Towards More Meaningful Commemorations
I have been in the United States for a few years now and have been actively following the goings-on in the Armenian community in this country, apart from events of the wider Armenian world, in the Republic and in the Diaspora. It is no secret that the cause for the Armenian Genocide serves as the major rallying point for our people, if not acting as the sole rallying point for our nation.
There is much that we justly demand from Turkey, and there is much for which we legitimately struggle for Artsakh, opposing Azerbaijan. I am probably not speaking solely for myself, however, when I say that I often get overwhelmed and disillusioned with a lot of our efforts, especially when I think about how much more there is to the Armenian people, to Armenia, to our history and culture, than just the social and political upheavals of the past century.
Of course they remain unresolved, and of course, we cannot lose sight of our goals. But it would be nice to direct resources towards other, less seemingly-immediate, less political or politicised aspects of society much more often than we do, both for the sake of connecting with the more tangible and more lasting facets of our identity, and also for presenting Armenia and the Armenians to the wider world in a more positive, constructive, identifiable light.
April 24th will fall on Easter Sunday this year. I remember discovering that fact some years ago with my brother, when we happened to come across a calendar of future dates for Easter. We were hoping then that, by 2011, Armenia and the Armenians, and Turkey and the Turks and Azerbaijan and the Azerbaijanis would have come to some sort of just resolution of their differences. That is not the case.
However, as my brother pointed out in a note, the Armenians have good reason to celebrate their survival and their resurrection as a people following the perpetration of the Armenian Genocide. Much like we mark the martyrs of St. Vartan’s war – the Vardanank, the first warriors, by our tradition, who fought for the Christian faith – so may we appreciate our own revival. The recent declaration by some Armenian clergy leadership on this matter is very encouraging indeed.
Our political activism is all well and good, but I sometimes come to the conclusion that it has yielded us precious little. That is grossly unfair, I know. It’s just been terribly frustrating and it often seems futile to me to be knocking on the doors of Congress, the White House, or the State Department, when we know that all there is to offer as Armenian-Americans are significant votes in just a few districts and a handful of campaign contributions here and there, up against a large, powerful, influential, and rich state, the Republic of Turkey. We have doubtless accomplished much given what we have to face, and I am proud of all that we have managed to achieve. But I doubt that the United States is going to follow a formal, consistent policy of pursuing or supporting the Armenian Cause anytime soon.
And besides, for what do we need the affirmations of Welsh city councils or Argentine courts? We know what we know, and our target is – or at least, it ought to strictly be – the national policies of the Republic of Turkey and the Republic of Azerbaijan.
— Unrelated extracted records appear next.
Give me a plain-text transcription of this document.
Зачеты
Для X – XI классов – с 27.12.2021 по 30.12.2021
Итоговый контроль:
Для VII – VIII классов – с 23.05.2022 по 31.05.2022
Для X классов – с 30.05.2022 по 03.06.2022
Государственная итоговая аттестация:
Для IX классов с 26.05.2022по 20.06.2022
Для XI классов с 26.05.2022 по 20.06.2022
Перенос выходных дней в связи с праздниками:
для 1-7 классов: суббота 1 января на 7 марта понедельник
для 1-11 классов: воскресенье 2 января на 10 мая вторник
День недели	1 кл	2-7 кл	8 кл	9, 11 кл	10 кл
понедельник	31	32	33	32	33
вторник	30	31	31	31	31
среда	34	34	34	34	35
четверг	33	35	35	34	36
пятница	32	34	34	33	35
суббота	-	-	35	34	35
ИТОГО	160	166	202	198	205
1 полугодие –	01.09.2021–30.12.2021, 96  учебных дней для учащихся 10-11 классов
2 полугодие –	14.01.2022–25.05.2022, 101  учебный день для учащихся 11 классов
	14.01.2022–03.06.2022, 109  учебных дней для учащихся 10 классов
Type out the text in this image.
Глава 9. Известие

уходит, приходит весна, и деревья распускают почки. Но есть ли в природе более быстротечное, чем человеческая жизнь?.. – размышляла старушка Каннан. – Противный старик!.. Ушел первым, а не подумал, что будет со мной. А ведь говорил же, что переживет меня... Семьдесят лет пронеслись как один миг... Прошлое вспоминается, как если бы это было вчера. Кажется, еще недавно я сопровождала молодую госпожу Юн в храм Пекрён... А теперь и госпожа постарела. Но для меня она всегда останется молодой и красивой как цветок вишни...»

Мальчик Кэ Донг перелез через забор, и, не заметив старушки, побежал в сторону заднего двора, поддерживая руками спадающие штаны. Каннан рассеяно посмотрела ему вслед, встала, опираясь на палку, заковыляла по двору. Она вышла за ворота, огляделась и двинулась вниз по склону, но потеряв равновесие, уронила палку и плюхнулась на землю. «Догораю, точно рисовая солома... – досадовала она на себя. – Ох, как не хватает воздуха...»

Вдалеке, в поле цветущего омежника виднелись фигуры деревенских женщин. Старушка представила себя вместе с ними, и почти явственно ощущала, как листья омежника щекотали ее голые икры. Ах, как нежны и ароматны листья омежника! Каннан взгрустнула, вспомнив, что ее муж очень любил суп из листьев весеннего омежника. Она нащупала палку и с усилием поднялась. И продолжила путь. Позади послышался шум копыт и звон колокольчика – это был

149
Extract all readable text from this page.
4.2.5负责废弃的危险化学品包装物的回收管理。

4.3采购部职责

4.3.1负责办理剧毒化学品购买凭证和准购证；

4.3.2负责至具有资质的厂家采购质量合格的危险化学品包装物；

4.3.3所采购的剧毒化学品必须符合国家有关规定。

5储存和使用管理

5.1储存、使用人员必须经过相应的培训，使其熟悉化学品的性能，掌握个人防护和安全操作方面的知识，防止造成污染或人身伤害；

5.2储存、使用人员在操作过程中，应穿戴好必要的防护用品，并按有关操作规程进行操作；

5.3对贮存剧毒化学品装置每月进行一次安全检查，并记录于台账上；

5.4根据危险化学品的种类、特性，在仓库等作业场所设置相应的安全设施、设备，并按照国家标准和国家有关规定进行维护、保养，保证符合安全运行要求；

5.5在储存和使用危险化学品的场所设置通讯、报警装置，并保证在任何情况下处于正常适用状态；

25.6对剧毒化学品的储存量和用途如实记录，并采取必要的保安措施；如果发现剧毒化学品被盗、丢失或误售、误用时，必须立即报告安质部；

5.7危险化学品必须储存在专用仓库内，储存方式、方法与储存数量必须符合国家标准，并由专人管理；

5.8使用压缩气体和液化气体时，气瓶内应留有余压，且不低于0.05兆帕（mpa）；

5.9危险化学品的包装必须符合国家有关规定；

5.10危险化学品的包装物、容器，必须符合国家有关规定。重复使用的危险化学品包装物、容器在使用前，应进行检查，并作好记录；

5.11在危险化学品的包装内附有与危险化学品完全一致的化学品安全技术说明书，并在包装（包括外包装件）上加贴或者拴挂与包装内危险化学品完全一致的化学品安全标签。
I would highly appreciate it if the Armenian political establishment made it a point to mention that the Armenian people do not have anything particular against the people per se of Turkey or Azerbaijan, although we rightly have issue with those people of Turkey and Azerbaijan who support their country’s policies or who help inform or propagate them.
It would be helpful to spread awareness or education to the people generally of those societies, even if that is less than feasible and even if the governments of those countries do not have all that much accountability to their people. That is to say, public opinion does not shape policy as much in Turkey or Azerbaijan as it does in France, for example, so efforts aiming at raising awareness in those countries would have far less payoff.
The point is that our focus of political activism should be the legislatures, ministries, presidencies, and militaries alone of those states. And, yes, I understand that the ultimate targets are in fact those very bodies, that the Chinese ministers and Catalonian parliaments are meant to be directed towards them. It just seems like a forced effort to me at times.
My hope is that the Republic of Armenia will get its act together and will somehow, someday be rendered a state of some influence, even if it remain small. Hard work, rule of law, respect for human rights, a sound economy, a well-trained and professional bureaucratic and diplomatic staff are the real strengths that will cause our voice to resound in the world, much more than statements by some Australian parliamentarian. Outside of our country, Armenians who work hard and gain the reputation of respectable, accomplished citizens, such a people will garner the respect of their friends and neighbours, wherever they may be, and not the shameful hoodlums and gangsters who carry out fraud or who have national security services break up their fights.
More power to those who work in advocacy for the Armenian people; they will always need our support, and deservedly so. But I feel that we may slowly but surely emphasise a sort of ethic and culture which is more subtle, and which will bring about more returns in the long term.
I have given presentations on Armenian history and culture at my college every semester I have been here. The eighth installment is coming up soon. During the fall, I would either give a brief lecture myself, or show a documentary or some such thing. In the spring semester, I would have an event related to the Armenian Genocide sometime around April 24th. This year, I have decided, the depressing victimisation is going to give way to a folk song and dance show – not that I’m not going to mention the genocide in introducing the show. However, our rich culture can be much more appealing, both for us and our odar neighbours, in conveying that there is much that the Armenian people have to share with the world, far beyond the tragedy that befell our ancestors.